David Anderson of Dave’s Candy Kitchen will join the other Taste of Chocolate vendors for the fourth time, bringing along candy treats such as chocolate-covered pretzels, graham crackers, and peanut brittle.

"It’s been a good experience," said Anderson. "It’s a day and a half and it’s just loaded with people that love candy and chocolate." Anderson, who worked at a candy shop in New Jersey as a child, will also have his signature item on hand: butter toffee crunch.

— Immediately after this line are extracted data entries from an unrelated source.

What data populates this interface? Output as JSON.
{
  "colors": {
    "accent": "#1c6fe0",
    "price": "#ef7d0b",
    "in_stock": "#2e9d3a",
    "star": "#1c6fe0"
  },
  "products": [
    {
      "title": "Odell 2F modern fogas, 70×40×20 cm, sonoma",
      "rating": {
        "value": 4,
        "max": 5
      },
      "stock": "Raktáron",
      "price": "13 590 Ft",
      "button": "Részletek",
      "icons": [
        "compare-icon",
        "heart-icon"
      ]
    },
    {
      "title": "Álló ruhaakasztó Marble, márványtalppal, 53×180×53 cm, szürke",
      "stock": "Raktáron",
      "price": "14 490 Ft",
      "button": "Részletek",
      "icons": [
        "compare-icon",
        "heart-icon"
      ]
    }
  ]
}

BUTTER TOFFEE CRUNCH, a mixture of toffee, milk chocolate, and toasted almonds, is a "great combination," said Anderson. A variation of the candy, made the same but rolled in coconut, will also be available for sample, he said.

Dorine Stevens of Lanham, Md. is looking forward to seeing the creativity of other vendors at this year’s Taste of Chocolate. Like Graves, Stevens is a new vendor this year, but hopes to make an impression with her chocolate-scented car air fresheners.

"Women got sick of the trees," said Stevens, referring to the pine tree-shaped car air fresheners sold at auto parts stores and gas stations. "So I made chocolate-scented air fresheners in the shapes of shoes and boots … decorated with beads, snakeskins, fur, diamonds. You know, lady stuff."

Stevens has owned her business, Heaven Scent Creations, for 10 years. In that time, she said, she has seen a lot of interesting things at vendor fairs.

"I enjoy going out there and seeing the different creations myself," said Stevens. "I can only imagine what they are doing with chocolate."

Three-quarters of the proceeds from the Taste of Chocolate sales go to the vendors, said Myers. Twenty-five percent goes through Friends of Fairfax to various non-profit organizations throughout the city, such as the Lanier Middle School PTA, the Main Street Child Development Center, the Fairfax Volunteer Fire Department, Historic Fairfax City, Inc., and the Fairfax Foundation on the Arts, she said.